Чайкин простился с хозяйкой и с дочерью, точно с родными. Особенно горячо он пожал маленькую желтоватую руку Ревекки, признательный за ее участие и советы.
Когда матрос уходил, следуя за Абрамсоном, Ревекка подбежала к Чайкину и чуть слышно прошептала:
— Помните, что я вам говорила.
Чайкин кивнул головой.
«Помню, мол, и спасибо вам!» — говорил, казалось, его взгляд, который он кинул на Ревекку.
— Если не поладите, к нам приходите, земляк! — кинула вдогонку госпожа Абрамсон.
— Отчего не поладить? Поладим! — ответил старый еврей.
— Вот сюда! — проговорил старый еврей, указывая на двери одного из многих кабачков, или, как их называют в Сан-Франциско, салунов, находящихся на набережной.
Они вошли в небольшую, покрытую опилками комнату, полную матросов и рабочих, сидевших за маленькими столиками в самых непринужденных позах, с поднятыми на соседние стулья ногами.
Старик осмотрел комнату и повел Чайкина в дальний угол, где за столиком сидел приземистый и коренастый бородатый брюнет в темно-синем коротком пальто и в фуражке с галуном, с маленькой трубкой в зубах. Около него стоял стакан, наполненный ромом, и бутылка.
— Привел. Вот он! — проговорил Абрамсон по-английски, указывая на своего спутника.
— Очень хорошо! — ответил штурман «Диноры», оглядывая быстрым, острым взглядом своих темных глаз Чайкина и, по-видимому, вполне удовлетворенный осмотром. — Надо прежде накатить его! Кажется, работящий парень! Познакомьте нас! — прибавил штурман.
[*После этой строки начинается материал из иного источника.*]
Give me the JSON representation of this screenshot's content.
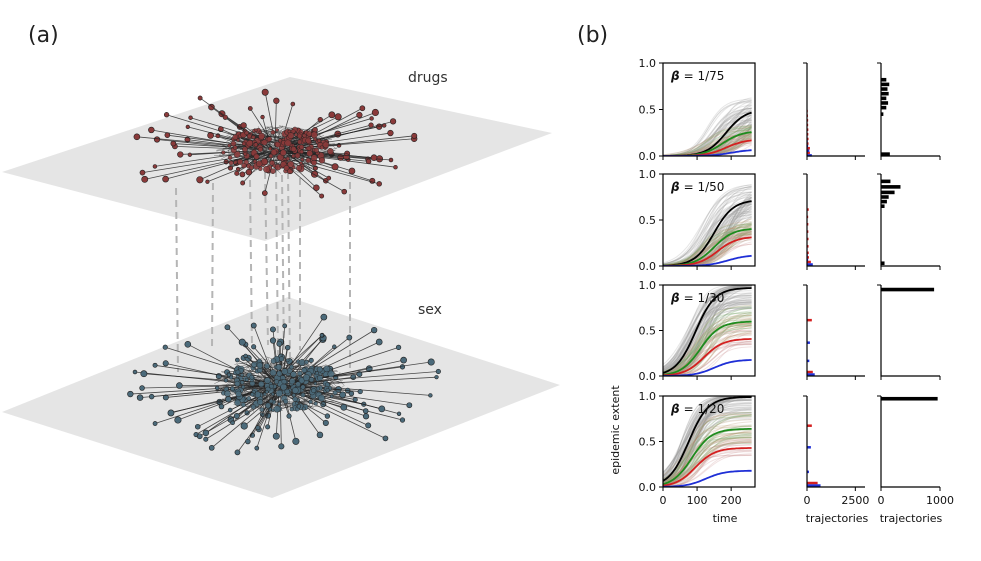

— Штурман с «Диноры», мистер Гаук… Мистер Чайк! — проговорил Абрамсон.
Мистер Гаук протянул мистеру Чайку свою широкую волосатую руку, на которой были вытатуированы якорь и сердце голубого цвета, и, указывая на стул, налил из бутылки стакан рому, подал Чайкину и чокнулся.
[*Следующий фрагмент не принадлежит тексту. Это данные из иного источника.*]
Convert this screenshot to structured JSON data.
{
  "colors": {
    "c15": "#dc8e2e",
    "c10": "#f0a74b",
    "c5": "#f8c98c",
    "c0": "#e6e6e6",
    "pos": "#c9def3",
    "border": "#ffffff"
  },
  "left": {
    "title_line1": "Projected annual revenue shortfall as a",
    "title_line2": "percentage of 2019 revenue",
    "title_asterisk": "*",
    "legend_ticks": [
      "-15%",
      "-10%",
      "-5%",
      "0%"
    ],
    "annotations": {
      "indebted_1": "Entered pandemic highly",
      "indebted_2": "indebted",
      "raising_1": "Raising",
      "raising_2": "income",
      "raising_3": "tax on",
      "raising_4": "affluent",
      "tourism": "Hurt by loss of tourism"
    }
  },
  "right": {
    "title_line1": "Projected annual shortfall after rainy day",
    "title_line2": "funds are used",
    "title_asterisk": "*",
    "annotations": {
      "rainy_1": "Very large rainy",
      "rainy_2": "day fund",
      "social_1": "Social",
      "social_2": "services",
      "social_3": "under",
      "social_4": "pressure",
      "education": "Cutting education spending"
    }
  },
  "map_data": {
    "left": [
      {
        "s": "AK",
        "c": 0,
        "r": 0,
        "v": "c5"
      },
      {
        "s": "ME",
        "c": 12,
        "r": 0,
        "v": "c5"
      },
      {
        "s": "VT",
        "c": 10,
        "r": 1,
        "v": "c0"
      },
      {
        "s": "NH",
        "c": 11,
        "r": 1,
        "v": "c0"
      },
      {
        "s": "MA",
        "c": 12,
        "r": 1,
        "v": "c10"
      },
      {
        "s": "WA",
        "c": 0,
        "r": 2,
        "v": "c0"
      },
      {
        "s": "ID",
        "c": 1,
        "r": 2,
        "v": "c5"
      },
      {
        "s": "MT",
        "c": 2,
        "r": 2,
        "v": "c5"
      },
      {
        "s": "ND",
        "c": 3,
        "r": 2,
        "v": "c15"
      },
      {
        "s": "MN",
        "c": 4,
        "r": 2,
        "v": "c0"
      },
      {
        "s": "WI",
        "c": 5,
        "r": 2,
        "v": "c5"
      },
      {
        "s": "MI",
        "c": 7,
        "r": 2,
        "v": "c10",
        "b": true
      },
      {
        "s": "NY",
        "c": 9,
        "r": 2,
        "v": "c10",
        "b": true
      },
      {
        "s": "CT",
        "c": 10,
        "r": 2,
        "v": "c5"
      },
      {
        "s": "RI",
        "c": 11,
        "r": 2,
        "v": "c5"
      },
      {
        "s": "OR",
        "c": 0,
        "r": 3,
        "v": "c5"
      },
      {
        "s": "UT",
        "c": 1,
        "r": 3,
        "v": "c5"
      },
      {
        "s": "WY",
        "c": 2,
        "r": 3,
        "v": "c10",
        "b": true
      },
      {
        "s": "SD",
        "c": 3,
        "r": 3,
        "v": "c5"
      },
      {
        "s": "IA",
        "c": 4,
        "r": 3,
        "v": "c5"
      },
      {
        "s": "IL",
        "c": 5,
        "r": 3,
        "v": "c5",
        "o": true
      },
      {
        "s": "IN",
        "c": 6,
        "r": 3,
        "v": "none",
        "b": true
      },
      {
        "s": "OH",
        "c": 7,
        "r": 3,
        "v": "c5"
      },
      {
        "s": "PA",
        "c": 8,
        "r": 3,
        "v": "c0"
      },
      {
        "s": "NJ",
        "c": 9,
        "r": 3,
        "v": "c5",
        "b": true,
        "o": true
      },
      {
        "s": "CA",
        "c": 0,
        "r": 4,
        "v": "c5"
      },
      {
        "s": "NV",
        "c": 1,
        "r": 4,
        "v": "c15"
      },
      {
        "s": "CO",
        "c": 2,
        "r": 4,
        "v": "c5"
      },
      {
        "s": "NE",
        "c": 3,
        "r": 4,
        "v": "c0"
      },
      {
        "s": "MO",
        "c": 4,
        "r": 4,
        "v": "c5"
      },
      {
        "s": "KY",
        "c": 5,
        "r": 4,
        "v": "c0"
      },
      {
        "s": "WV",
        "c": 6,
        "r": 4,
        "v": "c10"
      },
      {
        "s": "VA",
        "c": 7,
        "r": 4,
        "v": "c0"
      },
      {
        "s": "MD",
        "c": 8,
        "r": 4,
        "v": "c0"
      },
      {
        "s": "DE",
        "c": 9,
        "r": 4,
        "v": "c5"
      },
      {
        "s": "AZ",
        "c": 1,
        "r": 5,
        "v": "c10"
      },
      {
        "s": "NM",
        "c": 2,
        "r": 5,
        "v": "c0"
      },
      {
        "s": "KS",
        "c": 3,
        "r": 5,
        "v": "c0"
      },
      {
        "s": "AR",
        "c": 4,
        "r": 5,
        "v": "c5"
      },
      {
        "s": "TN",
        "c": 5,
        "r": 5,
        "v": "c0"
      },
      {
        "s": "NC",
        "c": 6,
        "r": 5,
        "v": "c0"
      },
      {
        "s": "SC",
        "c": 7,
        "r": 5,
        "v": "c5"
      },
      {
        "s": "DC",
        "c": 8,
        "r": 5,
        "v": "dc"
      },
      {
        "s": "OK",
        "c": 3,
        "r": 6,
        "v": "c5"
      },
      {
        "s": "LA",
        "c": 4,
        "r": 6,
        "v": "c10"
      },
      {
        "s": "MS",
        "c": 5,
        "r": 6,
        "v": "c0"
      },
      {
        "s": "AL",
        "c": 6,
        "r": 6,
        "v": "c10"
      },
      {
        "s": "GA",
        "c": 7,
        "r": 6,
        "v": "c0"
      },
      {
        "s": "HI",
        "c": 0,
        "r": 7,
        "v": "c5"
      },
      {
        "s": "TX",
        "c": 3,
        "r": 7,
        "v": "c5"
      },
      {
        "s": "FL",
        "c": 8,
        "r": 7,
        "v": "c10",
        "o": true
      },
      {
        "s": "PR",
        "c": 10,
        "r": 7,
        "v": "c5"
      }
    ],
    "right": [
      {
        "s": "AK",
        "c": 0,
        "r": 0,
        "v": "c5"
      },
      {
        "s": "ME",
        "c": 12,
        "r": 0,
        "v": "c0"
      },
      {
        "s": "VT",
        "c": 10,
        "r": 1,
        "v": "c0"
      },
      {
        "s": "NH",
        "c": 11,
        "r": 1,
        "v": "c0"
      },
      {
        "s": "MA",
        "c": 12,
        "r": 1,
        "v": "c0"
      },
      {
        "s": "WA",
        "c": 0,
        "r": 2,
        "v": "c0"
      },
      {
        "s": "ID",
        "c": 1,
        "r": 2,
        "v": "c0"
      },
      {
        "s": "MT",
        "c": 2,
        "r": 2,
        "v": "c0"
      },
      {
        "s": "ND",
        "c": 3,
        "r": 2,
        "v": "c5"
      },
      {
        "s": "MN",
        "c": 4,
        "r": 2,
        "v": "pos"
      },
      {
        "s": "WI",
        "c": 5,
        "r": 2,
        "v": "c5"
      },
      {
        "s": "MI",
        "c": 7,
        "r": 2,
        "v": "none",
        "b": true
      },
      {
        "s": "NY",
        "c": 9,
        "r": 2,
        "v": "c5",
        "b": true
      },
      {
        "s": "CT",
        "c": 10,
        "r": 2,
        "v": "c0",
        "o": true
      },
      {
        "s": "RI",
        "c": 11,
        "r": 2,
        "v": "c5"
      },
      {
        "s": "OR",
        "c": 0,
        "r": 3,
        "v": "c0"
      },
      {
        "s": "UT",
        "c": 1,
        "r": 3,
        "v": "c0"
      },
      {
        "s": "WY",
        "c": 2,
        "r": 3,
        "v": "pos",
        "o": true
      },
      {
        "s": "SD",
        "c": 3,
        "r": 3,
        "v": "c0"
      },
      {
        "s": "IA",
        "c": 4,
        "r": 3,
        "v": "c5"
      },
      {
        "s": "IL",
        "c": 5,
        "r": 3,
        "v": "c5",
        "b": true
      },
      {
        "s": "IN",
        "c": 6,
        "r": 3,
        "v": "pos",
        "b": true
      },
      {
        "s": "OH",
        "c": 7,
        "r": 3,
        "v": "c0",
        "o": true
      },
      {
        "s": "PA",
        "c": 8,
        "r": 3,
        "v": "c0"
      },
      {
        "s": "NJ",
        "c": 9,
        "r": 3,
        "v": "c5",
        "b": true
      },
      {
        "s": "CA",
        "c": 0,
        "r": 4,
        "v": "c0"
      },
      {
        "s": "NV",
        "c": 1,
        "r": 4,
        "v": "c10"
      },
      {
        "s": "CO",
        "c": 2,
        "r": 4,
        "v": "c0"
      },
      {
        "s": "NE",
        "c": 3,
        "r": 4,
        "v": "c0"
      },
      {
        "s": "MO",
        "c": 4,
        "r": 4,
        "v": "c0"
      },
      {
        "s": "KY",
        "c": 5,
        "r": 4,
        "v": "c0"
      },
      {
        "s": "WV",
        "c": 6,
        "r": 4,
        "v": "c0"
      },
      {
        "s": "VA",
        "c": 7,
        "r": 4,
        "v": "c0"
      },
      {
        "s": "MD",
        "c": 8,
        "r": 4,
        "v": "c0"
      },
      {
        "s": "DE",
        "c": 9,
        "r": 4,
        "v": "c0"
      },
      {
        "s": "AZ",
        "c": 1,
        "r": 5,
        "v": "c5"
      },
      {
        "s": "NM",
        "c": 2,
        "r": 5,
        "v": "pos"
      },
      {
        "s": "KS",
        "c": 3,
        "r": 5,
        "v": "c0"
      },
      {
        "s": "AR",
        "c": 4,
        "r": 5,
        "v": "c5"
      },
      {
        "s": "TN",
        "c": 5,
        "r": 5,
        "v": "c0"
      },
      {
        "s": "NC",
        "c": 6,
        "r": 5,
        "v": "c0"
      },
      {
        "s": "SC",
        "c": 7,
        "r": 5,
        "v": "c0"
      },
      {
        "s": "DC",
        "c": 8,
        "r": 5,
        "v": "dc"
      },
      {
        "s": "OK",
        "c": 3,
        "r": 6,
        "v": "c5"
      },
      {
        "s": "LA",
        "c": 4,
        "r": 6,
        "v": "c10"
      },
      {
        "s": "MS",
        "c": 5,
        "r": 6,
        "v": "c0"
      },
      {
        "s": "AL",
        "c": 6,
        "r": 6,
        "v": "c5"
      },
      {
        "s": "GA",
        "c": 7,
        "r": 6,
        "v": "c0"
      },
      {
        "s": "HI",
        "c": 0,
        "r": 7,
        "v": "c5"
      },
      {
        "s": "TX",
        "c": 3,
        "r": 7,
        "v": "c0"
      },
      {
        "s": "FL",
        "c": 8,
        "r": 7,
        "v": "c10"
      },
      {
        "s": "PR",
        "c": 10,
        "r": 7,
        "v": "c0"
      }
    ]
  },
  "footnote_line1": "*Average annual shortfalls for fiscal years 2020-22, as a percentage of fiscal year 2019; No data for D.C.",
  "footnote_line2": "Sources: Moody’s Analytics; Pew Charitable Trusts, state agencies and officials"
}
Однако Чайкин не дотронулся.
— Отчего этот простофиля не пьет? Скажите, мистер Абрамсон, что я его угощаю!
— Выпейте, земляк… Штурман желает вас угостить! — обратился к Чайкину старик еврей.
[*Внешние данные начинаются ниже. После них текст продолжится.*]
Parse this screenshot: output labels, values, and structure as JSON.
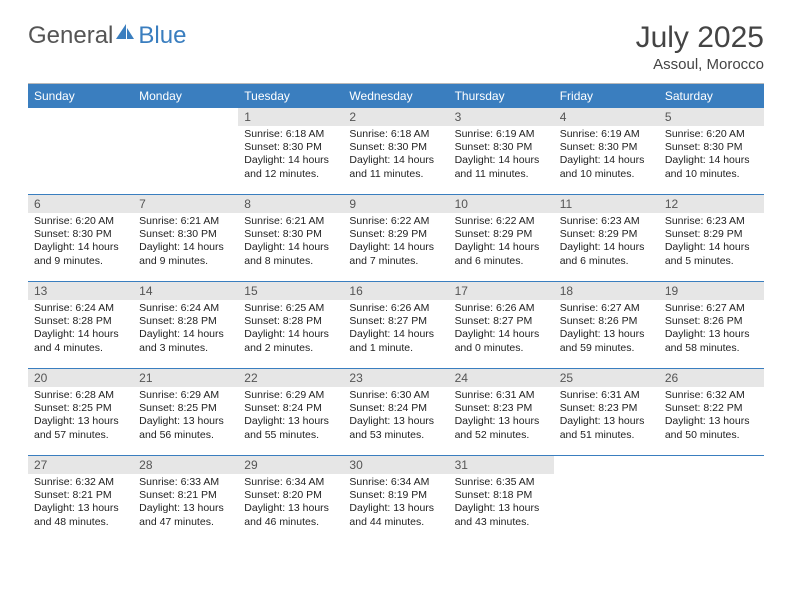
{
  "brand": {
    "part1": "General",
    "part2": "Blue"
  },
  "title": {
    "month": "July 2025",
    "location": "Assoul, Morocco"
  },
  "dayHeaders": [
    "Sunday",
    "Monday",
    "Tuesday",
    "Wednesday",
    "Thursday",
    "Friday",
    "Saturday"
  ],
  "colors": {
    "accent": "#3a7ebf",
    "dayStripe": "#e6e6e6",
    "text": "#222222",
    "headerText": "#ffffff"
  },
  "layout": {
    "startWeekday": 2,
    "daysInMonth": 31
  },
  "days": {
    "1": {
      "sunrise": "6:18 AM",
      "sunset": "8:30 PM",
      "daylight": "14 hours and 12 minutes."
    },
    "2": {
      "sunrise": "6:18 AM",
      "sunset": "8:30 PM",
      "daylight": "14 hours and 11 minutes."
    },
    "3": {
      "sunrise": "6:19 AM",
      "sunset": "8:30 PM",
      "daylight": "14 hours and 11 minutes."
    },
    "4": {
      "sunrise": "6:19 AM",
      "sunset": "8:30 PM",
      "daylight": "14 hours and 10 minutes."
    },
    "5": {
      "sunrise": "6:20 AM",
      "sunset": "8:30 PM",
      "daylight": "14 hours and 10 minutes."
    },
    "6": {
      "sunrise": "6:20 AM",
      "sunset": "8:30 PM",
      "daylight": "14 hours and 9 minutes."
    },
    "7": {
      "sunrise": "6:21 AM",
      "sunset": "8:30 PM",
      "daylight": "14 hours and 9 minutes."
    },
    "8": {
      "sunrise": "6:21 AM",
      "sunset": "8:30 PM",
      "daylight": "14 hours and 8 minutes."
    },
    "9": {
      "sunrise": "6:22 AM",
      "sunset": "8:29 PM",
      "daylight": "14 hours and 7 minutes."
    },
    "10": {
      "sunrise": "6:22 AM",
      "sunset": "8:29 PM",
      "daylight": "14 hours and 6 minutes."
    },
    "11": {
      "sunrise": "6:23 AM",
      "sunset": "8:29 PM",
      "daylight": "14 hours and 6 minutes."
    },
    "12": {
      "sunrise": "6:23 AM",
      "sunset": "8:29 PM",
      "daylight": "14 hours and 5 minutes."
    },
    "13": {
      "sunrise": "6:24 AM",
      "sunset": "8:28 PM",
      "daylight": "14 hours and 4 minutes."
    },
    "14": {
      "sunrise": "6:24 AM",
      "sunset": "8:28 PM",
      "daylight": "14 hours and 3 minutes."
    },
    "15": {
      "sunrise": "6:25 AM",
      "sunset": "8:28 PM",
      "daylight": "14 hours and 2 minutes."
    },
    "16": {
      "sunrise": "6:26 AM",
      "sunset": "8:27 PM",
      "daylight": "14 hours and 1 minute."
    },
    "17": {
      "sunrise": "6:26 AM",
      "sunset": "8:27 PM",
      "daylight": "14 hours and 0 minutes."
    },
    "18": {
      "sunrise": "6:27 AM",
      "sunset": "8:26 PM",
      "daylight": "13 hours and 59 minutes."
    },
    "19": {
      "sunrise": "6:27 AM",
      "sunset": "8:26 PM",
      "daylight": "13 hours and 58 minutes."
    },
    "20": {
      "sunrise": "6:28 AM",
      "sunset": "8:25 PM",
      "daylight": "13 hours and 57 minutes."
    },
    "21": {
      "sunrise": "6:29 AM",
      "sunset": "8:25 PM",
      "daylight": "13 hours and 56 minutes."
    },
    "22": {
      "sunrise": "6:29 AM",
      "sunset": "8:24 PM",
      "daylight": "13 hours and 55 minutes."
    },
    "23": {
      "sunrise": "6:30 AM",
      "sunset": "8:24 PM",
      "daylight": "13 hours and 53 minutes."
    },
    "24": {
      "sunrise": "6:31 AM",
      "sunset": "8:23 PM",
      "daylight": "13 hours and 52 minutes."
    },
    "25": {
      "sunrise": "6:31 AM",
      "sunset": "8:23 PM",
      "daylight": "13 hours and 51 minutes."
    },
    "26": {
      "sunrise": "6:32 AM",
      "sunset": "8:22 PM",
      "daylight": "13 hours and 50 minutes."
    },
    "27": {
      "sunrise": "6:32 AM",
      "sunset": "8:21 PM",
      "daylight": "13 hours and 48 minutes."
    },
    "28": {
      "sunrise": "6:33 AM",
      "sunset": "8:21 PM",
      "daylight": "13 hours and 47 minutes."
    },
    "29": {
      "sunrise": "6:34 AM",
      "sunset": "8:20 PM",
      "daylight": "13 hours and 46 minutes."
    },
    "30": {
      "sunrise": "6:34 AM",
      "sunset": "8:19 PM",
      "daylight": "13 hours and 44 minutes."
    },
    "31": {
      "sunrise": "6:35 AM",
      "sunset": "8:18 PM",
      "daylight": "13 hours and 43 minutes."
    }
  },
  "labels": {
    "sunrise": "Sunrise: ",
    "sunset": "Sunset: ",
    "daylight": "Daylight: "
  }
}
— Не занимаюсь вином, Абрам Исакыч.
— Один стаканчик.
— Вовсе не занимаюсь! — решительно произнес Чайкин, помня советы Ревекки.
— Ай-ай-ай… Штурман вас хочет угостить, а вы… И видано ли, чтобы матрос не любил выпить!.. Стаканчик рому даже полезен для здоровья.
Но, напуганный Ревеккой, молодой матрос опасался теперь и штурмана и еврея и упрямо произнес:
— Не просите, Абрам Исакыч. За угощение благодарю, а пить не стану.
— Что этот дурак говорит? — спросил штурман.
— Отказывается пить! Не пьет совсем! — ответил Абрамсон.
— Ну и черт с ним. Первый раз в жизни вижу матроса, который не пьет! — заметил штурман и засмеялся. — Объясните ему, что мы нанимаем его на три года… а жалованье… Сколько ему дать жалованья?..
— Шесть, а за это мне пятьдесят долларов.
— Большая вы каналья, мистер Абрамсон, и больше двадцати пяти долларов я вам не дам, если этот дурак согласится. Ну, покончим скорей, и я возьму его на «Динору». Завтра уходим!
Абрамсон объяснил Чайкину, что он должен подписать условие на три года и что он будет получать по шести долларов в месяц. Конечно, потом ему прибавят. Непременно прибавят. Штурман говорит, что прибавят. А больше вначале нельзя дать, так как Чайк беглый матрос и у него никаких бумаг нет После, конечно, можно получить бумагу, а не теперь.
— Вы, конечно, согласны? — окончил господин Абрамсон вопросом, не сомневаясь, что получит утвердительный ответ от этого робкого, застенчивого и с виду простоватого матроса.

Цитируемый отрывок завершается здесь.